The book contains one of the earliest descriptions of the New World species potato (Solanum colombianum), an unknown plant in the Old World before the discovery of the Americas by Europeans.

The poem is divided into four parts, written in ottava rima, in which the author recounts episodes of the discovery and conquest of the West Indies, with particular attention to the New Kingdom of Granada (present-day Colombia).
- First part: deals with the voyages of Christopher Columbus, and the discovery and conquest of the islands of Cuba, Puerto Rico, Trinidad, and other Caribbean regions.
- Second part: devoted to expeditions in Venezuela, to Cabo de la Vela, and to Santa Marta.
- Third part: narrates the conquest and history of Cartagena de Indias, Popayán, Antioquia, and Chocó.
- Fourth part: describes events related to the conquest of Bogotá, Tunja, the Guane territories, and the political affairs of the New Kingdom of Granada.

Alongside the historical reconstruction, Castellanos includes numerous biographies of conquistadors, among them those of Pedro de Ursúa and the rebel Lope de Aguirre, as well as descriptions of customs, ways of life, and natural environments of the American continent.

==Editorial==
The first part was published in Madrid in 1589. The first three parts were published together only in 1847, in volume IV of the Biblioteca de Autores Españoles.

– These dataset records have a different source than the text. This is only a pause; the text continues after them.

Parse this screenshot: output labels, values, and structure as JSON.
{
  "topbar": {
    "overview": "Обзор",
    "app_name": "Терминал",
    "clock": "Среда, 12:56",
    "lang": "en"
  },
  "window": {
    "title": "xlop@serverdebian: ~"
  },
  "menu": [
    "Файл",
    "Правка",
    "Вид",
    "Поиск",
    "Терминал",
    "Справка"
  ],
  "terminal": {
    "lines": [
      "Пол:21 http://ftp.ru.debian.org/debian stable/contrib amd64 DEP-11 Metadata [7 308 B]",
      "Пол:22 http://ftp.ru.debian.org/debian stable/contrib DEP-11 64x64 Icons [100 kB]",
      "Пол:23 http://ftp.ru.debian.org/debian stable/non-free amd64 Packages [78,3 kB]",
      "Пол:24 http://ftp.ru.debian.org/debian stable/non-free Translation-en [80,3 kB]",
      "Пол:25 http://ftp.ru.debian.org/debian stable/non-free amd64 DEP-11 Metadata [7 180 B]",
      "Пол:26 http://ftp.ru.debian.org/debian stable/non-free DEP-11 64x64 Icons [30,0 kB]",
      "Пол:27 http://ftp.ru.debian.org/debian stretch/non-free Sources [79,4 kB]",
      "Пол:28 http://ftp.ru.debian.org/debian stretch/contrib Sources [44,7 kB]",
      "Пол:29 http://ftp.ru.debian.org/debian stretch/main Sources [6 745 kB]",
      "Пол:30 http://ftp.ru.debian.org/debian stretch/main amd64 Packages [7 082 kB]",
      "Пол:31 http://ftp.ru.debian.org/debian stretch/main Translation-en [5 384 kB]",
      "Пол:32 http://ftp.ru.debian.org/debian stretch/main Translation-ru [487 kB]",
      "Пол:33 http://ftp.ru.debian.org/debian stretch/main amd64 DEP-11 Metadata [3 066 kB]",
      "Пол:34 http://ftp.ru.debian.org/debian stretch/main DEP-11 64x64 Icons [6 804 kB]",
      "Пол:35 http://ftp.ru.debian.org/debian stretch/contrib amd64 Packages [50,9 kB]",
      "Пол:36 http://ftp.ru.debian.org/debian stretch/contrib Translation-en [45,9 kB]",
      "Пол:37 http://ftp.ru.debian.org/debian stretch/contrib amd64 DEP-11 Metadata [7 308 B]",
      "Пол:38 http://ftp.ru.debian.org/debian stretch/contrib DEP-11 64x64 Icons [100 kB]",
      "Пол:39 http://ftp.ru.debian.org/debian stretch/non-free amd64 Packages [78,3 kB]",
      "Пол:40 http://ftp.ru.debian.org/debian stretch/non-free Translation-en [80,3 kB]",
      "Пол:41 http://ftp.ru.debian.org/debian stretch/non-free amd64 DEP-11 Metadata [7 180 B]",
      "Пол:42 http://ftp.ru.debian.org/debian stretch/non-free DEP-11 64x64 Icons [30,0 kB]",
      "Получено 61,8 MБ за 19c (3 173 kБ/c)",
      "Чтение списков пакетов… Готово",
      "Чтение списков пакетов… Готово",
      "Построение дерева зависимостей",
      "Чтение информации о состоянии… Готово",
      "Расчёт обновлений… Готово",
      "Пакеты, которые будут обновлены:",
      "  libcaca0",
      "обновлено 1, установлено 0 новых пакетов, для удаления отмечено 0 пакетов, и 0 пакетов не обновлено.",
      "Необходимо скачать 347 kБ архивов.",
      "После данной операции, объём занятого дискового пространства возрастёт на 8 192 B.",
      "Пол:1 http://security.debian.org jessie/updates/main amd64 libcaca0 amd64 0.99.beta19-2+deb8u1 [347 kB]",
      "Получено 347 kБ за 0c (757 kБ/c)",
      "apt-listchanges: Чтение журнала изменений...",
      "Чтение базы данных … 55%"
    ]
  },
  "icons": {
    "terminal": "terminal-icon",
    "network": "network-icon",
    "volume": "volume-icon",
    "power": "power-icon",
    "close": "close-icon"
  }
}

The fourth part, entitled Historia del Nuevo Reino de Granada, was edited in Madrid in 1886–1887 by Antonio Paz y Melia, in the collection Escritores castellanos. A notable episode concerns the “Discurso del capitán Francisco Drake”, originally included in the third part and devoted to the attack of the English privateer Francis Drake on Cartagena in 1586. This episode was excluded from print for reasons of censorship and appeared only in 1847 thanks to a previously unpublished manuscript.